Outward

Africa’s Gay Witch Hunts Might Be the New Normal 

Kenyan LGBTQ organisations demonstrate outside the Nigerian High Commission in Nairobi on Feb. 7, 2014 to protest the passage of anti-gay legislation.

Photo by Simon Maina/AFP/Getty Images

It didn’t take long. As we reported in Slate, the day after Ugandan President Yoweri Museveni signed his country’s notorious Anti-Homosexuality Bill into law, the names of 200 Ugandans said to be gay were published in a tabloid newspaper. In 2010, the identities of 100 alleged LGBTQ Ugandans were published by a different paper under the headline “Hang Them.” One of the two people featured on the cover of that publication, David Kato, was murdered the following year. What happens next is anyone’s frightening guess.

Following the passage of the Ugandan bill, police have begun to make arrests. Though the number of detentions is uncertain, that they will continue is not.

Global reaction has been varied. Norway, Denmark, and the Netherlands have announced that they will withhold aid to Uganda; the United States is reviewing its relationship with the East African nation. U.N. Secretary-General Ban Ki-moon wants the law repealed. These reactions have been a long time coming. Ever since the Anti-Homosexuality Bill was first proposed by Ugandan MP David Bahati in October 2009, the world has waited to respond.

Formulating responses to Uganda’s growing intolerance is important, but there are two challenges. The first is that this can’t only be about Uganda. There is a bigger story unfolding, and Uganda is but one chapter; 38 African states criminalize some form of homosexuality.

In Nigeria, where homosexuality is punishable by death in the northern part of the country, last month President Goodluck Jonathan signed into law a bill that increased prison sentences for gay sex, banned public displays of same-sex affection, and outlawed LGBTQ groups and providing assistance to such groups. In Cameroon, countless men are sitting in prison for violating that country’s anti-gay laws; one man, who is now dead, was imprisoned for sending a text message to another man saying he loved him. In Egypt, police subject suspected gays to rectal exams when investigating alleged instances of indecency or debauchery, as their anti-gay offences are termed. The silver lining on the continent is that this week Zambia acquitted a man who was charged with making pro-gay statements.

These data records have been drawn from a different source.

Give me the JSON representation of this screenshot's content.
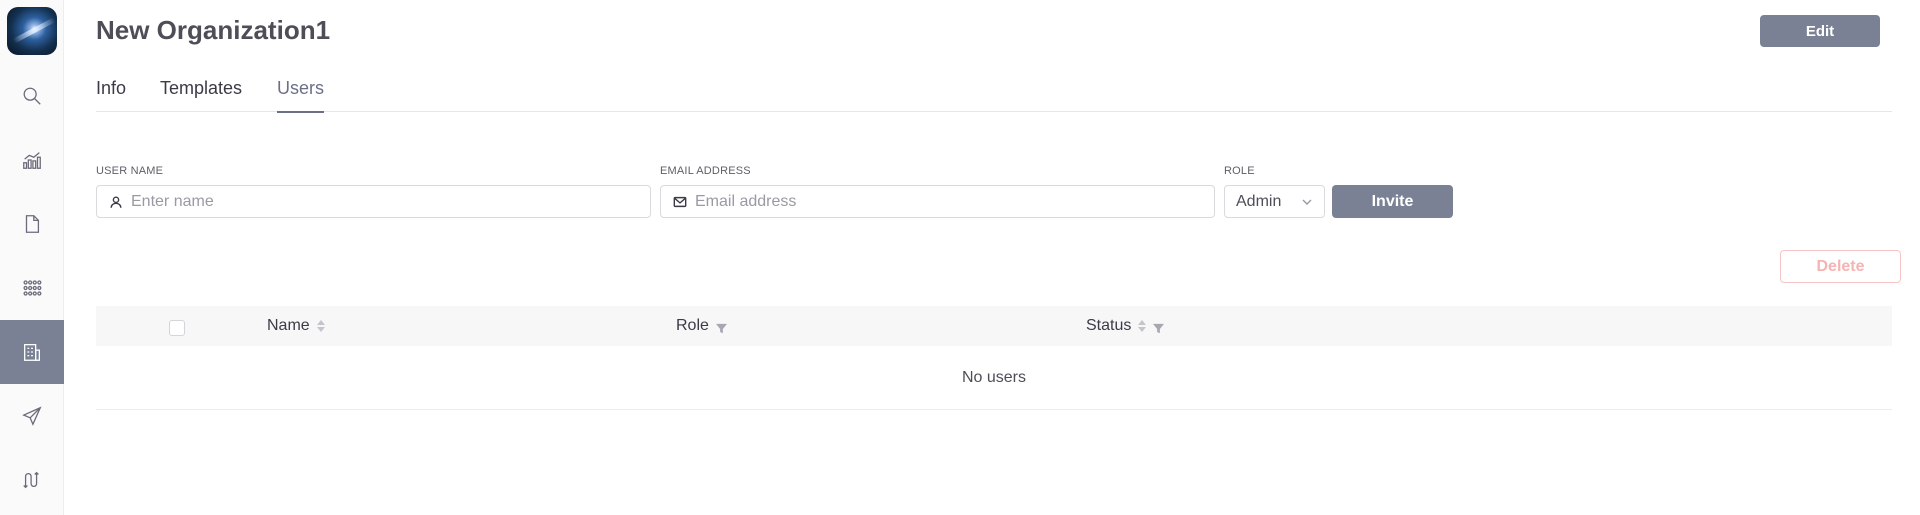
{
  "sidebar": {
    "items": [
      {
        "icon": "search-icon"
      },
      {
        "icon": "analytics-icon"
      },
      {
        "icon": "document-icon"
      },
      {
        "icon": "apps-grid-icon"
      },
      {
        "icon": "building-icon",
        "active": true
      },
      {
        "icon": "send-icon"
      },
      {
        "icon": "flow-icon"
      }
    ]
  },
  "header": {
    "title": "New Organization1",
    "edit_label": "Edit"
  },
  "tabs": [
    {
      "label": "Info"
    },
    {
      "label": "Templates"
    },
    {
      "label": "Users",
      "active": true
    }
  ],
  "invite_form": {
    "user_name": {
      "label": "USER NAME",
      "placeholder": "Enter name",
      "value": ""
    },
    "email": {
      "label": "EMAIL ADDRESS",
      "placeholder": "Email address",
      "value": ""
    },
    "role": {
      "label": "ROLE",
      "value": "Admin"
    },
    "invite_label": "Invite"
  },
  "table": {
    "delete_label": "Delete",
    "columns": [
      "Name",
      "Role",
      "Status"
    ],
    "empty_text": "No users"
  },
  "colors": {
    "accent": "#7b8195",
    "delete_disabled": "#f4b4b4"
  }
}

No state that I’m aware is withholding aid or reviewing its relationship with oil-rich Nigeria, Africa’s most populous nation. The U.S. Embassy in Cameroon has not released any statements concerning the treatment of LGBTQ Cameroonians in the past three years, but it has announced joint military exercises between the two nations. And Egypt was abusing gays long before the United States suspended some of its aid. It’s important to talk about Uganda, but on a continent that has suffered from generalizations, this time it fits—this is an African issue.

The second challenge is that that no one is really sure how to react. Anti-LGBTQ sentiments that are sweeping the continent are touted as Africans standing up for African culture against the imposition of foreign concepts of rights and morality. Suspending humanitarian aid plays into that narrative. Money is tied to morality, and aid is just another form of cultural imperialism. And, of course, as with most forms of sanctions, withholding aid will hurt ordinary Africans more than the politicians, creating further backlash against the West.

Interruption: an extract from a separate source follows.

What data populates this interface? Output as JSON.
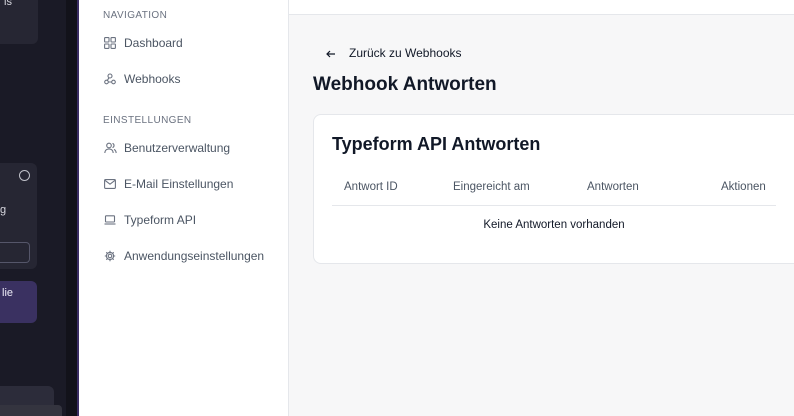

Funding LGBTQ rights organizations on the ground can also be tricky. Defenders of “African culture” will be quick to shine a spotlight on the foreign sources of funding behind these groups. Local NGOs need our support, but this must be approached cautiously.

Last—and, as a lawyer, this frustrates me to no end—reliance on international human rights law, which is devoid of real enforcement mechanisms, won’t provide any relief. If these states cared about respecting international law, they’d already have repealed their anti-gay laws.

The reality is that right now passions are running too high to respond to these developments with equally drastic measures. In the meantime, every concerned state with an embassy in a country with anti-LGBTQ laws should make it known that its doors are always open to those in need. Shelter and safe passage must be made available to what will inevitably become a growing number of LGBTQ refugees fleeing their homelands as states start cracking down or mob justice takes over. For those who stay, any and all resources they need to constructively engage with their fellow citizens should be made available. If the U.S. Embassy boardroom in Kampala is the only place where the group Sexual Minorities Uganda can safely host a community dialogue, then that’s where it should be held.

Another step we can take is to make sure Westerners engaged in anti-LGBTQ advocacy abroad are held accountable for the hate and harassment they facilitate. The Center for Constitutional Rights has one such suit against Scott Lively, a U.S. evangelical preacher who’s been instrumental in deepening Ugandan intolerance. If preachers want to take their culture wars overseas, they need to know they’ll face repercussions at home.

Like every major cultural shift, we’re engaged in a marathon, not a sprint, and this stage in the race has just gotten scarier for those running it. For concerned foreign observers, principled proclamations might make us feel good, but they won’t make LGBTQ Africans any safer, and that’s where we must focus our attention.